3. The readme file must specifically provide direction on how to run the program, i.e. what command line
arguments are required and whether or not input needs to be redirected. It must also specifically
document any optional information or command line arguments your program takes, as well as any
differences between the printed and electronic version of your program.
4. If there are problems that you know your program cannot handle, it is best to document them in the
readme file, rather than have the TA wonder what is wrong with your program.
5. A printed copy of your program, along with any supporting documents you wish to provide, ( such as
hand-drawn sketches or diagrams ) should be handed in at the beginning of class on the date specified
above.
6. Make sure that your name and your CS account name appear at the beginning of each of your files.
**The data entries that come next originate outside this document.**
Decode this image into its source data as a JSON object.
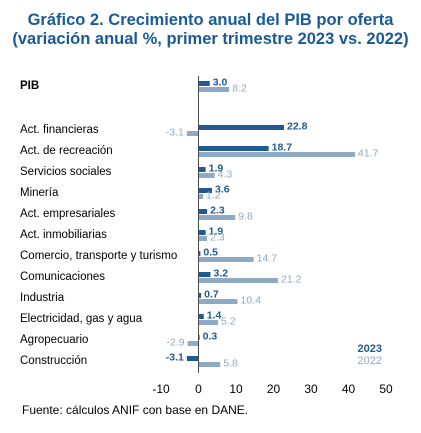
{
  "title_line1": "Gráfico 2. Crecimiento anual del PIB por oferta",
  "title_line2": "(variación anual %, primer trimestre 2023 vs. 2022)",
  "source": "Fuente: cálculos ANIF con base en DANE.",
  "colors": {
    "2023": "#1f5a94",
    "2022": "#8faac4",
    "axis": "#4a4a4a"
  },
  "chart_data": {
    "type": "bar",
    "orientation": "horizontal",
    "categories": [
      "PIB",
      "Act. financieras",
      "Act. de recreación",
      "Servicios sociales",
      "Minería",
      "Act. empresariales",
      "Act. inmobiliarias",
      "Comercio, transporte y turismo",
      "Comunicaciones",
      "Industria",
      "Electricidad, gas y agua",
      "Agropecuario",
      "Construcción"
    ],
    "series": [
      {
        "name": "2023",
        "values": [
          3.0,
          22.8,
          18.7,
          1.9,
          3.6,
          2.3,
          1.9,
          0.5,
          3.2,
          0.7,
          1.4,
          0.3,
          -3.1
        ],
        "labels": [
          "3.0",
          "22.8",
          "18.7",
          "1.9",
          "3.6",
          "2.3",
          "1.9",
          "0.5",
          "3.2",
          "0.7",
          "1.4",
          "0.3",
          "-3.1"
        ]
      },
      {
        "name": "2022",
        "values": [
          8.2,
          -3.1,
          41.7,
          4.3,
          1.2,
          9.8,
          2.3,
          14.7,
          21.2,
          10.4,
          5.2,
          -2.9,
          5.8
        ],
        "labels": [
          "8.2",
          "-3.1",
          "41.7",
          "4.3",
          "1.2",
          "9.8",
          "2.3",
          "14.7",
          "21.2",
          "10.4",
          "5.2",
          "-2.9",
          "5.8"
        ]
      }
    ],
    "xlim": [
      -10,
      50
    ],
    "xticks": [
      "-10",
      "0",
      "10",
      "20",
      "30",
      "40",
      "50"
    ],
    "legend": [
      "2023",
      "2022"
    ],
    "legend_position": "bottom-right"
  }
}
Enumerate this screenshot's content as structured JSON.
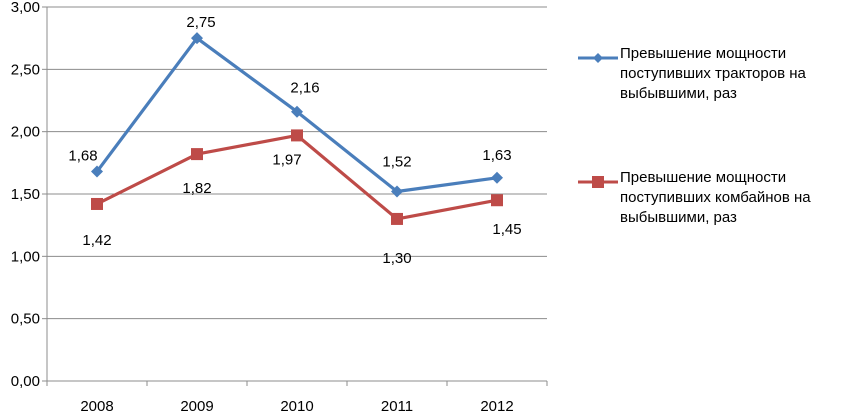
{
  "chart_data": {
    "type": "line",
    "title": "",
    "xlabel": "",
    "ylabel": "",
    "categories": [
      "2008",
      "2009",
      "2010",
      "2011",
      "2012"
    ],
    "ylim": [
      0,
      3
    ],
    "ytick_labels": [
      "0,00",
      "0,50",
      "1,00",
      "1,50",
      "2,00",
      "2,50",
      "3,00"
    ],
    "ytick_values": [
      0,
      0.5,
      1.0,
      1.5,
      2.0,
      2.5,
      3.0
    ],
    "grid": true,
    "legend_position": "right",
    "series": [
      {
        "name": "Превышение мощности поступивших тракторов на выбывшими, раз",
        "name_lines": [
          "Превышение мощности",
          "поступивших тракторов на",
          "выбывшими, раз"
        ],
        "color": "#4A7EBB",
        "marker": "diamond",
        "values": [
          1.68,
          2.75,
          2.16,
          1.52,
          1.63
        ],
        "labels": [
          "1,68",
          "2,75",
          "2,16",
          "1,52",
          "1,63"
        ]
      },
      {
        "name": "Превышение мощности поступивших комбайнов на выбывшими, раз",
        "name_lines": [
          "Превышение мощности",
          "поступивших комбайнов на",
          "выбывшими, раз"
        ],
        "color": "#BE4B48",
        "marker": "square",
        "values": [
          1.42,
          1.82,
          1.97,
          1.3,
          1.45
        ],
        "labels": [
          "1,42",
          "1,82",
          "1,97",
          "1,30",
          "1,45"
        ]
      }
    ]
  }
}
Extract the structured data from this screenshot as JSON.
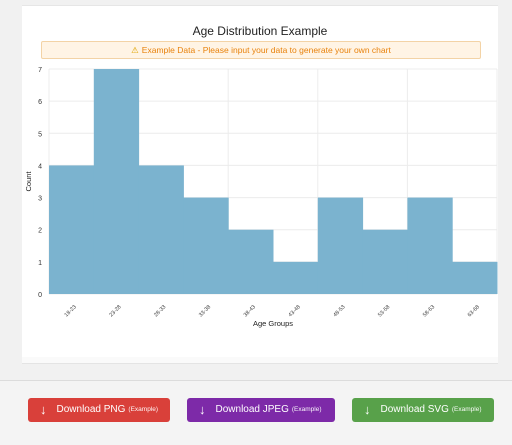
{
  "title": "Age Distribution Example",
  "notice": {
    "icon": "warning-icon",
    "text": "Example Data - Please input your data to generate your own chart"
  },
  "chart_data": {
    "type": "bar",
    "categories": [
      "18-23",
      "23-28",
      "28-33",
      "33-38",
      "38-43",
      "43-48",
      "48-53",
      "53-58",
      "58-63",
      "63-68"
    ],
    "values": [
      4,
      7,
      4,
      3,
      2,
      1,
      3,
      2,
      3,
      1
    ],
    "xlabel": "Age Groups",
    "ylabel": "Count",
    "ylim": [
      0,
      7
    ],
    "yticks": [
      "0",
      "1",
      "2",
      "3",
      "4",
      "5",
      "6",
      "7"
    ],
    "bar_color": "#7bb3cf",
    "grid": true
  },
  "buttons": {
    "png": {
      "label": "Download PNG",
      "suffix": "(Example)",
      "color": "#d9403a"
    },
    "jpeg": {
      "label": "Download JPEG",
      "suffix": "(Example)",
      "color": "#7d2aa8"
    },
    "svg": {
      "label": "Download SVG",
      "suffix": "(Example)",
      "color": "#58a14a"
    }
  }
}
Your program should also print this information when it runs.
Optional Enhancements:
It is course policy that students may go above and beyond what is called for in the base assignment if
they wish. These optional enhancements will not raise any student’s score above 100 for any given
assignment, but they may make up for points lost due to other reasons. Note that all optional
enhancements need to be clearly documented in your readme files. The following are some ideas, or
you may come up with some of your own:
 The substrings defined here are all anchored at the beginning of the search string. Relaxing this
constraint makes the searching more challenging. ( Actually this is a fairly trivial change. )
 Provide a means for the server to notify clients ( and for clients to notify threads and vice-versa up
the tree ) when a new maximum match length has been found, so that all threads are kept up to date
with the best result found so far.
 Implement timing measurements ( could be the time( ) command from the command line or use
your statsh ), and explore how adjustable parameters affect overall performance. Does parallel
processing and branch-and-bound speed things up over a single process? Or does the interprocess
communications overhead wipe out the potential savings? How does changing the contention
scope change things? One option would be for the “server” to do all the work itself if the number
of children is listed as -1, without implementing sockets or threads, as a base point for comparison.
Another option would be to establish a base point with a separate program, that uses the same
function but does not use any threads or communications.